Macksville Police Officer Tim Buckman died when his patrol car was thrown 300 yards in the Greensburg tornado.
“I ask you as I will ask my family to keep the Buckman family in your prayers and think of him this day,” said Attorney General Stephen Six.
“We gather here in Kansas to honor him and to honor all of the law enforcement officers that have made the ultimate sacrifice,” Governor Kathleen Sebelius said.
The Buckman's are not alone, sharing in the pain are 259 other Kansas’ families among them, Marilyn Goodheart’s, “My husband has given his life and out other friends that have given their life is important to the family to know they are not forgotten.”
Marilyn's husband Master Trooper Dean Goodheart was killed in 1995 when he was struck by a car on a routine stop.
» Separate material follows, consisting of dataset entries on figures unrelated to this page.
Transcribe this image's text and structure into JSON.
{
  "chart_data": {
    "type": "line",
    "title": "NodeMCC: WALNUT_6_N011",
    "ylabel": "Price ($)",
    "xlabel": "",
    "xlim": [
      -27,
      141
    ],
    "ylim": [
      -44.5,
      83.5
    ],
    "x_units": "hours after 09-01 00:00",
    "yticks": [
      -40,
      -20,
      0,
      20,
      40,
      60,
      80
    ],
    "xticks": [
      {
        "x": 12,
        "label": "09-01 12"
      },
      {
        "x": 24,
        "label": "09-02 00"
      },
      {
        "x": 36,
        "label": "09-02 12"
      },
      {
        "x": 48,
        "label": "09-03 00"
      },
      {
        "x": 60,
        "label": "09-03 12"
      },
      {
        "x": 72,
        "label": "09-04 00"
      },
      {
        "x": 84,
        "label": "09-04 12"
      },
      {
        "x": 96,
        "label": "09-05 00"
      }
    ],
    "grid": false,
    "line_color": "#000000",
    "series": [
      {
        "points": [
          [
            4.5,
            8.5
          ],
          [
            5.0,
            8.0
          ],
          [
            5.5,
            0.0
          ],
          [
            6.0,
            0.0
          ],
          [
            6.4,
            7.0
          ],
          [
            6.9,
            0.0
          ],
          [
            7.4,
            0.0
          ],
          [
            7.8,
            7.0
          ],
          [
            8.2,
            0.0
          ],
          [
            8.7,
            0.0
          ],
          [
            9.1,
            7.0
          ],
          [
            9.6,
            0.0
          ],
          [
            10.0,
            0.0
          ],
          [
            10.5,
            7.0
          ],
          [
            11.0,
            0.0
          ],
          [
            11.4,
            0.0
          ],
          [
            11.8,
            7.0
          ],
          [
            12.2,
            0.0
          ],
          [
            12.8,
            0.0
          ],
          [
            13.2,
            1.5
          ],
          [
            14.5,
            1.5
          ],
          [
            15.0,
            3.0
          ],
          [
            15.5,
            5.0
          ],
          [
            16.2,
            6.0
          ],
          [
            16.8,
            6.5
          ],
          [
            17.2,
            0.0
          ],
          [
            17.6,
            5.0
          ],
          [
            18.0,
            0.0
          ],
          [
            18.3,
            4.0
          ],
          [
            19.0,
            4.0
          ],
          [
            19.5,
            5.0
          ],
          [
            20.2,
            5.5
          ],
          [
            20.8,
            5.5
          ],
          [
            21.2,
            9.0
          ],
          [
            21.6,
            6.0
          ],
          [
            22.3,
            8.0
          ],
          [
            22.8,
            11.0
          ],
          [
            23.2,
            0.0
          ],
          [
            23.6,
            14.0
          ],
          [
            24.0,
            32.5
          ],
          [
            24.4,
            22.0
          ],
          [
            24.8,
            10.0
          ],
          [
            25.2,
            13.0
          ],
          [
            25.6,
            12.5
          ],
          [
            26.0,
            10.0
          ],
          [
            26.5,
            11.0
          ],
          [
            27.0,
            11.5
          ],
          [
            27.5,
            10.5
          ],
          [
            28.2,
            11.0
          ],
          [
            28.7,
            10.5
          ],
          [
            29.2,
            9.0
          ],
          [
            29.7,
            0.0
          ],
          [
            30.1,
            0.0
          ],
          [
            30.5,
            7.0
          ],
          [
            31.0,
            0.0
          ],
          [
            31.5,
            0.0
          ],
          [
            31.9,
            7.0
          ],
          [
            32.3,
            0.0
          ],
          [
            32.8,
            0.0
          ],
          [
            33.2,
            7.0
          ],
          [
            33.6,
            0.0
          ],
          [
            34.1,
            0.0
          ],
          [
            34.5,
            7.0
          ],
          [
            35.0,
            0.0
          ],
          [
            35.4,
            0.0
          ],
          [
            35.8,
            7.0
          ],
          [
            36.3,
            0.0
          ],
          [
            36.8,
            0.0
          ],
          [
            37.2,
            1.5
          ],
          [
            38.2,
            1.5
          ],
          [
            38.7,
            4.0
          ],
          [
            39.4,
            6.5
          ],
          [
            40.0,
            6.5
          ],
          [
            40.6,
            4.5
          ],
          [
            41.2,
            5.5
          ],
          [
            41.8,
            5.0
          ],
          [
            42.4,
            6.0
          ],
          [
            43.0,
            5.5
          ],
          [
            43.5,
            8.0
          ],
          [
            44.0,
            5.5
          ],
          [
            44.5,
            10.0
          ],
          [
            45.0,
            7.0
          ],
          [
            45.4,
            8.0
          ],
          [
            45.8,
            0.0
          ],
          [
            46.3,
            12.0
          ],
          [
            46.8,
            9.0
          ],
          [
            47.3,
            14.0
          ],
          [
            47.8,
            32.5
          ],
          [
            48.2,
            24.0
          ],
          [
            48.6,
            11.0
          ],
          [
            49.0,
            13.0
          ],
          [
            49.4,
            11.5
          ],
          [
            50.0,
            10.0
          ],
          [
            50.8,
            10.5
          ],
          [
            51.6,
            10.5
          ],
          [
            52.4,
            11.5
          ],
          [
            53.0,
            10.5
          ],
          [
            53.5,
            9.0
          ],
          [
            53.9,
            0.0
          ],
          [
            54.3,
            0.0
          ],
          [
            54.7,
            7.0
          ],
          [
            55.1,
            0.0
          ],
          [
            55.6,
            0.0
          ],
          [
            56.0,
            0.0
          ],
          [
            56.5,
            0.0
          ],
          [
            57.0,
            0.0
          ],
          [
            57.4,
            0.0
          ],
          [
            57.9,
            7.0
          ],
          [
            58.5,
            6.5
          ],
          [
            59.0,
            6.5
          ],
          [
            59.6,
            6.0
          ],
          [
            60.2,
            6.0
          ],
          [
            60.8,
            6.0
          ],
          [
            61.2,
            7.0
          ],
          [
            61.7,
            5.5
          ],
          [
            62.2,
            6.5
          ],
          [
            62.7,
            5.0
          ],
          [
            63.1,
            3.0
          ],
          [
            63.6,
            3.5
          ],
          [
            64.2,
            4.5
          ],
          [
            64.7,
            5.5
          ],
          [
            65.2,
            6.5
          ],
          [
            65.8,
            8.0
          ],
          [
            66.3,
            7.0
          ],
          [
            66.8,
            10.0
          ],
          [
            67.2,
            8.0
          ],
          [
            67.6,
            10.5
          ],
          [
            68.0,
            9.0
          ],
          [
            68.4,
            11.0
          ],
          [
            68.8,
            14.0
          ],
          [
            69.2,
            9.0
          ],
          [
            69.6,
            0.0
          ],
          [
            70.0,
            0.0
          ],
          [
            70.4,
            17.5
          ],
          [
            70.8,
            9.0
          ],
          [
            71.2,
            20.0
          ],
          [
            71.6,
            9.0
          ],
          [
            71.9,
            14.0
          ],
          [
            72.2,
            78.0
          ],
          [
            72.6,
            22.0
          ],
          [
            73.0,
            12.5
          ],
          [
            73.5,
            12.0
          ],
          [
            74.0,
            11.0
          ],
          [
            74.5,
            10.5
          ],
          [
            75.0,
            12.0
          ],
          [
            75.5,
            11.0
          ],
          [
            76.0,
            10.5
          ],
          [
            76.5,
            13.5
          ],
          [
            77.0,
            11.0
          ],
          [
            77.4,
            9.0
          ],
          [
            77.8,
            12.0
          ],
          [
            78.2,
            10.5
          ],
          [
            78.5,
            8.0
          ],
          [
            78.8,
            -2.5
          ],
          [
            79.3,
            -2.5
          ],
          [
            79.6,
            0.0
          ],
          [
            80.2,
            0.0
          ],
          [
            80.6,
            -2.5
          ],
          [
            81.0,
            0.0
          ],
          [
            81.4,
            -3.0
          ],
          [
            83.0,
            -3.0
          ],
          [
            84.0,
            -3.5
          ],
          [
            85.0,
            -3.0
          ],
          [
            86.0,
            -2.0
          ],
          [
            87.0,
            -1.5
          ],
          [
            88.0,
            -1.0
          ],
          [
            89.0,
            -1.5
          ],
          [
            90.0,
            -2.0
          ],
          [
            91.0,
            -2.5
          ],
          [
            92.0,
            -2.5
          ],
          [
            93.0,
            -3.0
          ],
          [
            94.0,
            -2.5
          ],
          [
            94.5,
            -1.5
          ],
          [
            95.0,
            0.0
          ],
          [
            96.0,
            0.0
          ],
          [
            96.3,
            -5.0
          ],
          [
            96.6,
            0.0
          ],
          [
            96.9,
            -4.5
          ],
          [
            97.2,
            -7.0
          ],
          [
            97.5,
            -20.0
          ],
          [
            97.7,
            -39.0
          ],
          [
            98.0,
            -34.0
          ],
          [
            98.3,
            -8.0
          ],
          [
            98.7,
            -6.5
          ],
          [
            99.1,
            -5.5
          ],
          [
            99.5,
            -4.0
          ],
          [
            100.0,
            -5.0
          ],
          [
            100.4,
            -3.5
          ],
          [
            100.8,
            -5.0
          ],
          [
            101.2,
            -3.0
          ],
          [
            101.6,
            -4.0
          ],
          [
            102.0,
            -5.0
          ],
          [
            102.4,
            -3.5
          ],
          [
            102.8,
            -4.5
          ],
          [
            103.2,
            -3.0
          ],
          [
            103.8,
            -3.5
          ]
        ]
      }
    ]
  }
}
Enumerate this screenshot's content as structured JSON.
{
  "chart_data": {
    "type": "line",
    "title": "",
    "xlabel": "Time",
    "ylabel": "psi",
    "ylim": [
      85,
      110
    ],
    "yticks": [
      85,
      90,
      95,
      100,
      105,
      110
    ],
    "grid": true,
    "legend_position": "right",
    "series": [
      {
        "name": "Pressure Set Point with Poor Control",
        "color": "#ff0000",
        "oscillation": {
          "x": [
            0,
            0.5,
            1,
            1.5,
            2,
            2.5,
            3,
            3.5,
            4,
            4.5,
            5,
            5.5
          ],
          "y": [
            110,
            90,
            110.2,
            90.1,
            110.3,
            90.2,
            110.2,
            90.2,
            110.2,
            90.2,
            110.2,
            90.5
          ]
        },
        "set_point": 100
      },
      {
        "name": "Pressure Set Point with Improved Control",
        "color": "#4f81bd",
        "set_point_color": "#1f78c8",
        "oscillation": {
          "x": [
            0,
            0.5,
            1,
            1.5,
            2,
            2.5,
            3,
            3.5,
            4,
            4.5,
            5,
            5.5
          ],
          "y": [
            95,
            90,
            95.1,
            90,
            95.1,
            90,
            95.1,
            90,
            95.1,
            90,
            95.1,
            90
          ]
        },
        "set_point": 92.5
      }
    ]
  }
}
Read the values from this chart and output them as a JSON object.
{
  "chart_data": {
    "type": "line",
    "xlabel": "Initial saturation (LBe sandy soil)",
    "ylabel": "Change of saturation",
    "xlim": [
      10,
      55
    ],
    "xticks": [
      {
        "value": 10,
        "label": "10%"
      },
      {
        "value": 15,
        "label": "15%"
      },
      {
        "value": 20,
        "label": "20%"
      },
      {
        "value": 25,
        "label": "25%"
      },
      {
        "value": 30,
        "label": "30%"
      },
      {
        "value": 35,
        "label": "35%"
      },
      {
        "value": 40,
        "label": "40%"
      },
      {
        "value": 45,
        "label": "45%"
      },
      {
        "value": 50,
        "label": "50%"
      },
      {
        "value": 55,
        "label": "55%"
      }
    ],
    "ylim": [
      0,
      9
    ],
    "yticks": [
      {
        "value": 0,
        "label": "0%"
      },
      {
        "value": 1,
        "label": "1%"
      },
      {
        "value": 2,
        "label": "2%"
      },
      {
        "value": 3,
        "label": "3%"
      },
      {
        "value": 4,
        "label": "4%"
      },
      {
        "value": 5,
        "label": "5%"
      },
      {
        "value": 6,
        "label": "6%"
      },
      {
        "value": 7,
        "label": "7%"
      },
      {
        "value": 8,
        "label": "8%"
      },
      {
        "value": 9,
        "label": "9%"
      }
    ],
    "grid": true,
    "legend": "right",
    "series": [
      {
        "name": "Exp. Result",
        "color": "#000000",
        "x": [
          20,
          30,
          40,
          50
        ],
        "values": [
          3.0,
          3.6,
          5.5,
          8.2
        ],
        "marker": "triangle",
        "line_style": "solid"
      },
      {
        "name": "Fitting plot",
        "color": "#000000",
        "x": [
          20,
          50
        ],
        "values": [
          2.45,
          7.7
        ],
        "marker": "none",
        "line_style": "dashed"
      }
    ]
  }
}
His death lead to the “Goodheart Law” requiring cars to slow down and move over for emergency vehicles.
“Of course families think about it everyday but it is important we remember,” Goodheart said.
“Our hope is to return next year and honor the officers that served and paid this ultimate sacrifice and our hope is that next year there wont be any more to add to the list,” said Six.
“On behalf of all Kansans I want to say thank you to the Buckman family, thank you to the law enforcement officers," Sebelius said.
No doubt a difficult day for law enforcement families who have lost a family member.
Tim Buckman's name will soon be added to the National Memorial Dedicated to fallen officers In Washington DC.